Powell's legacy: He persevered, for the good of the game

August 13, 2009

A letter of congratulations from two presidents put a smile on the flushed face of Bill Powell as he sat erect in an easy chair under glaring floodlights, his daughter, Renee, perched on a stool to his left like a mother hen in full protect mode. It was her turn to help steady the hand of her 92-year-old father as he had done so many times for his daughter while she plowed her field of dreams in professional golf.

Bill Powell deserved all of the accolades he received last night as the PGA of America's Distinguished Service Award recipient, the second African American to be so honored (Bill Dickey was the first in 1999). I'm not certain that the presidential pats on the back from the honorable George H.W. Bush and Barack Obama balanced out a lifetime of trials and tribulations wrought for the love of golf, but I believe they helped.

"My love affair with the game of golf started at the age of nine and never wavered,'' said Powell as he read a script detailing his journey from the caddie yards of Minerva, Ohio, to digging nine holes out of the dirt in East Canton in 1946, making history as the first African American to design, construct and own a golf course (Clearview GC) in the process.
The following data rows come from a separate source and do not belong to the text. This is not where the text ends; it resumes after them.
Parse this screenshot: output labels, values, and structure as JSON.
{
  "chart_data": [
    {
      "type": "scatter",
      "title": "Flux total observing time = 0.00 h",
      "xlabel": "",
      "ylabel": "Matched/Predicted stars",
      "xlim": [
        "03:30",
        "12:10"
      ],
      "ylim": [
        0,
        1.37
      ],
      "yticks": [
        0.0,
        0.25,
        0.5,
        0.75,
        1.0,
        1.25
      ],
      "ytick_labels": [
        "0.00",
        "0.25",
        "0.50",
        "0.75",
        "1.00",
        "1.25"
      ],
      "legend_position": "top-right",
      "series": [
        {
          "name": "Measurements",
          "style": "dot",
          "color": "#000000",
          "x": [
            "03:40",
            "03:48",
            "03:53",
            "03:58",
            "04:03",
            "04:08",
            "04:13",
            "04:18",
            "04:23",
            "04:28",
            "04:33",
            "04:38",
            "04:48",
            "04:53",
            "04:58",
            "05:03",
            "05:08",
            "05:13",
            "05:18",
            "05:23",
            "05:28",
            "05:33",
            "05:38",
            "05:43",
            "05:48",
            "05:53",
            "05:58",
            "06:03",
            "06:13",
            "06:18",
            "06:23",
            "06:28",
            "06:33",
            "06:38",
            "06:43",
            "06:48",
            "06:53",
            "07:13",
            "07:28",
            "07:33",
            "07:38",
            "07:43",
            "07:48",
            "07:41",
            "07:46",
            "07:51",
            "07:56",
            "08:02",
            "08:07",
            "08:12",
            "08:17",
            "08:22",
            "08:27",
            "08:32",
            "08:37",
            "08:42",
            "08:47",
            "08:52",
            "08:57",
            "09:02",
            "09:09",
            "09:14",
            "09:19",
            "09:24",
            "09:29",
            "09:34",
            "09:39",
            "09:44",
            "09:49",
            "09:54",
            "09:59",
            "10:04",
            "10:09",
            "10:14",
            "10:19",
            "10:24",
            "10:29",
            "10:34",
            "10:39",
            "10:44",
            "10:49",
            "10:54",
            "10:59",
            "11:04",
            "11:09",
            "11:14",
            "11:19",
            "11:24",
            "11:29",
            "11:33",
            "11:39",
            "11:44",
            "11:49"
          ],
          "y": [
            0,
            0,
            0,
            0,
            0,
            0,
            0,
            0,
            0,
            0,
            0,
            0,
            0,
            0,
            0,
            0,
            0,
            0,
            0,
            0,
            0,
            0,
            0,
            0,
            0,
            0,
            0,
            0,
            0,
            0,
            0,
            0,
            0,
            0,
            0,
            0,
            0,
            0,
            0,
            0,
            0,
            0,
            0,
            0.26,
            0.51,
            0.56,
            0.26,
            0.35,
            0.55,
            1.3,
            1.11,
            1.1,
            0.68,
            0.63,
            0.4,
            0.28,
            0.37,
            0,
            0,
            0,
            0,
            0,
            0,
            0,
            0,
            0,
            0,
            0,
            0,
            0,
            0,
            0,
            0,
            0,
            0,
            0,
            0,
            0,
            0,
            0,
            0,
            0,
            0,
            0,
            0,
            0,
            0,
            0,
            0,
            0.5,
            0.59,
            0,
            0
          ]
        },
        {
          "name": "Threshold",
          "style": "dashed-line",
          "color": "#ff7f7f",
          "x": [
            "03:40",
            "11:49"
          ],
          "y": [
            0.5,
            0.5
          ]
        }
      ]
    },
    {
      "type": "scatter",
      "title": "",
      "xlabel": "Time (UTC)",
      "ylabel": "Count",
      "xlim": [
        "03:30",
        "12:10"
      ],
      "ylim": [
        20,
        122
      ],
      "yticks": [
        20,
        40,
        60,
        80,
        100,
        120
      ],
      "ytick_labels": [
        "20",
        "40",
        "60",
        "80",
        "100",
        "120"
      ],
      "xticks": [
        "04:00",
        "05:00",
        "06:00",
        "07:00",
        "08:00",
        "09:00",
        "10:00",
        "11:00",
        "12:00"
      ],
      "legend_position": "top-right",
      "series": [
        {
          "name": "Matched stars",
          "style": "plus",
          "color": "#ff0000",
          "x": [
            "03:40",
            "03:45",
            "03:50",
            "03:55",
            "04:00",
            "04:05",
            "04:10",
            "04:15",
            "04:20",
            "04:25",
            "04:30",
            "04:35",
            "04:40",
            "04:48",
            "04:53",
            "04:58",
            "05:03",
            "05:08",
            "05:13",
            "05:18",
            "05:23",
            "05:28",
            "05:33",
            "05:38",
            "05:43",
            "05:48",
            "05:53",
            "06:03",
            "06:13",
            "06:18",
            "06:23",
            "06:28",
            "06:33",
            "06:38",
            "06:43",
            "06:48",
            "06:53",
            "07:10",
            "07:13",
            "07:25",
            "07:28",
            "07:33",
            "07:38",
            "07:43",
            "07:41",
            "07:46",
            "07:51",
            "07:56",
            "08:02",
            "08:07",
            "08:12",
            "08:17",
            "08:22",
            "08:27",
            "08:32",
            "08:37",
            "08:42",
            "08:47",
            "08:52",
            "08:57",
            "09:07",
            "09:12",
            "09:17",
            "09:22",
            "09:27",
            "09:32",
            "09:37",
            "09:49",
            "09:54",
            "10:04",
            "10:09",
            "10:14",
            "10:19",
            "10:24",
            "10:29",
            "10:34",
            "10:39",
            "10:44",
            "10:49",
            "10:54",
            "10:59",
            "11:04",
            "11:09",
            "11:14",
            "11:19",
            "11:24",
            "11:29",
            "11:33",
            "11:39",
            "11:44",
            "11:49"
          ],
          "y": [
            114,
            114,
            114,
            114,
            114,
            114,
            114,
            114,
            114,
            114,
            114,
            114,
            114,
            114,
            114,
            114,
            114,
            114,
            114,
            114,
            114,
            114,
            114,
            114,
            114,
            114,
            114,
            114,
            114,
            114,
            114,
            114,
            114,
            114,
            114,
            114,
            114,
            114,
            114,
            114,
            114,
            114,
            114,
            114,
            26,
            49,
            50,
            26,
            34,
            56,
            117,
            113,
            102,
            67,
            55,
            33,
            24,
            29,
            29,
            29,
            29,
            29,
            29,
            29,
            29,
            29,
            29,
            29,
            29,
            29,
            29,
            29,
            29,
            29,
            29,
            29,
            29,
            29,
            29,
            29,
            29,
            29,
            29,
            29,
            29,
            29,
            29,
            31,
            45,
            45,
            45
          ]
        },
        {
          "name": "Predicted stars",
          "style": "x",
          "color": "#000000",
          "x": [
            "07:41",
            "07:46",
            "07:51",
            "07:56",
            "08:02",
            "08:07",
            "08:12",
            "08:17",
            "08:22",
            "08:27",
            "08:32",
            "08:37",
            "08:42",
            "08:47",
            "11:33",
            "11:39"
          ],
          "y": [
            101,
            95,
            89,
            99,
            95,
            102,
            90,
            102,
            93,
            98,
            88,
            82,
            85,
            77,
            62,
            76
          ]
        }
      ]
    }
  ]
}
"You might ask why didn't I give up on golf,'' Powell said, as he passionately described a litany of incidents, both overt and covert, that would have sent a lesser man in search of another vocation. "How could I? I loved it too much.''

Briefly, Powell's story is rooted in American ingenuity, desire, determination and outright hardheadedness. How else do you explain a minority's rise from the caddie yard to the country club fairway alongside the boss of his domestic mother? In the Jim Crow era no less. The boss taught him how to play. Powell taught the boss a thing or two about quick study and setting goals.

The lad and a friend started the golf program at Minerva High. Powell served as captain and coach. He later attended Wilberforce University in Xenia, Ohio. In 1937, he led Wilberforce to victory in a match against Ohio Northern University in what is thought to be the first interracial golf match in this country's history.

But for a little exclusionary clause in the PGA's constitution, Powell would have turned pro when he returned home from a tour of duty in World War II. The ultimate slap in the face came shortly after that when he was denied a GI loan to build Clearview. With the support of family and financial backing from a couple of black physicians, Powell forged ahead, eventually adding another nine and securing National Register of Historic Places status for the course.

In the meantime, Renee blazed a trail of her own in becoming the second African American member of the LPGA. Althea Gibson was the first. Her brother Larry has been the agronomist, greens superintendent and overall caretaker of Clearview for years in a true family business.

Visitors to Clearview can sense the loving care in every blade of grass. It is Mr. Powell's legacy. That and his unwavering will power.

"In life you have to believe in yourself even if no one else does,'' Powell said. "Stand tall, stand firm and never give up.''

No one has ever stood taller than Bill Powell even when he was sitting down.